After six decades, Leo Mustonen's body was finally laid to rest, no longer frozen in a mountain glacier.
Last fall two mountain climbers found the remains of a frozen airman, body intact, wearing a uniform on the Mount Mendel glacier in California.
He was removed from the glacier in a coffin of ice, carefully thawed and flown to Hickam Air Force Base in Hawaii, where the Joint POW/MIA Accounting Command worked to identify him.
--
Authorities found female relatives of the three other airmen on board the doomed flight, tested their DNA and determined that none matched the man. Through that process of elimination, physical characteristics and a corroded military nametag on his uniform, authorities concluded the man was Leo Mustonen, his niece said.
Military officials have said the frozen airman would be eligible for interment with honors in Arlington National Cemetery.
Leo was only 22, a U.S. Army Corps cadet, when his plane disappeared after takeoff from a Sacramento airport in 1942.
This week he was laid to rest in his hometown of Brainerd, Minn, alongside his mother. Airman laid to rest
At the cemetery, Mustonen was honored with a three-volley salute and a bugler playing taps. The military paid for the funeral, as it would for any soldier who died on active duty.
In commenting on the original discovery, I learned from Varifrank , the astounding numbers of men that are still listed as officially missing from the U.S. Armed Forces during World War II.
His remains were found just a few miles from Yosemite National Park. I imagine that at some time in the past 63 years, the family of Leo Mustonen may have visted that popular park, and yet they would have never known that their lost brother was just a few miles away, sleeping peacefully on a nearby mountain peak with his fellow airmen.

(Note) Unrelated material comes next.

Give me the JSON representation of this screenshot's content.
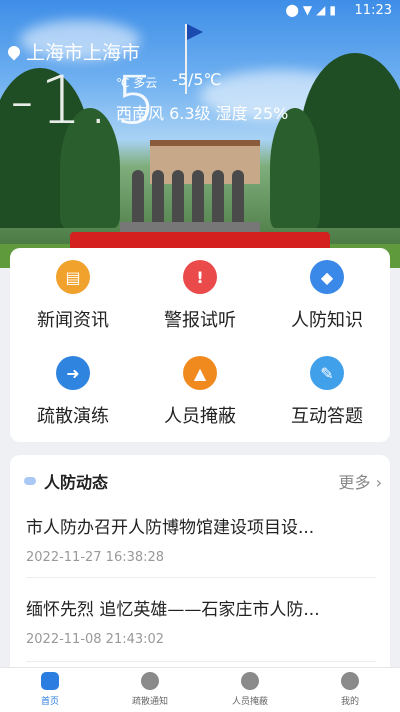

All the while they visted the wonders of Yosemite, not knowing that the object of their loss laid silently on that mountain on the horizon.
Leo Mustonen is just one man and the Mustonen family just one family of all the men who went missing in World War II. There are 78,976 men that are still listed as officially missing from the United States Armed forces during World War II.
Tonight, we can lower that number by 1.